1.(1) “administrateur” Indépendamment de son titre, le titulaire de ce poste; “ conseil d'administration ” pouvant s'entendre également de l'administrateur unique.

S.O. 1982, ch. 4

Dans l'arrêt The Queen v. Harvey Kalef, 96 DTC 6132, à la page 6134, le juge d'appel McDonald, qui parlait au nom de la Cour d'appel fédérale dans son ensemble, a décrit cette définition comme suit :

Aux termes du paragraphe 1(1) de cette loi, “ le titulaire [...] du poste [d'administrateur] ” d'une compagnie en est un administrateur. Cette définition est assez passive. La Loi n'exige pas que l'intéressé exerce les pouvoirs d'un administrateur ou qu'il exerce un contrôle direct sur les biens de la compagnie pour être un “ administrateur ”.

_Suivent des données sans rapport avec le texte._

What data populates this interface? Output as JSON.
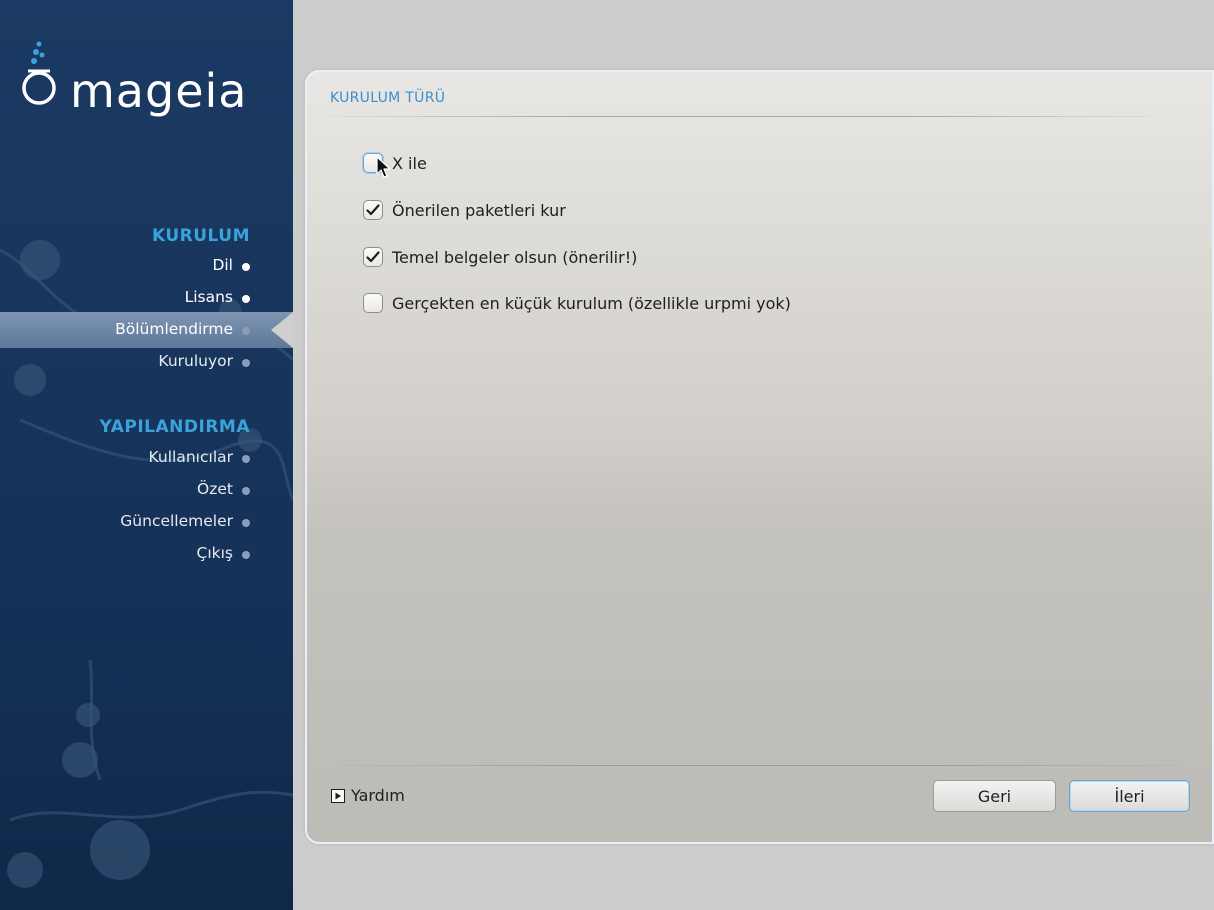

[20] Les deux appelantes savaient qu'A-P était inscrite en leurs noms. Elles ont signé les documents bancaires. Elles signaient régulièrement des chèques. Chacune a déclaré qu'elle croyait qu'elle ne pouvait pas prendre connaissance des documents ou des activités commerciales d'A-P. Cependant, Mme Gismondi signait des chèques et effectuait des dépôts à la banque. Malgré tout, elle a témoigné qu'elle ne déposait pas ses propres chèques de paie. Les lettres adressées à la compagnie étaient envoyées chez elle. Mme Vallozzi signait régulièrement des chèques. Mme Vallozzi avait travaillé dans le monde des affaires. Les deux appelantes savaient qu'elles exerçaient un contrôle sur A-P du fait qu'elles étaient autorisées à signer les chèques. Les deux appelantes savaient qu'A-P leur appartenait. Les deux appelantes savaient que leurs maris, ensemble, n'avaient pas réussi dans les affaires. Les deux appelantes avaient reçu des chèques de paie et savaient quelles étaient les sommes retenues à la source sur leur salaire. Les deux appelantes recevaient un salaire d'A-P et savaient que leurs maris recevaient un salaire d'A-P au moyen des chèques qu'elles signaient. Les deux appelantes ont reçu des dividendes importants d'A-P en 1990. Le salaire commun que chaque couple a reçu d'A-P en 1990 et en 1991 était peu élevé selon la norme qui s'appliquait ces années-là. Il est donc naturel que chaque femme ait discuté de la situation d'A-P avec son mari. Les appelantes affirment ne pas l'avoir fait. Pourtant, Mme Gismondi a accepté un emploi ailleurs en 1991 et les choses allaient si mal que Mme Vallozzi s'est vue obligée de demander à ses parents de l'aider financièrement. Dans ces conditions, les affirmations qu'elles ont faites, à savoir qu'elles n'étaient pas au courant de la façon dont leurs maris exploitaient A-P et qu'elles s'en remettaient entièrement à leurs maris à cet égard n'est pas crédible. Ni l'une ni l'autre des appelantes n'a un comportement servile.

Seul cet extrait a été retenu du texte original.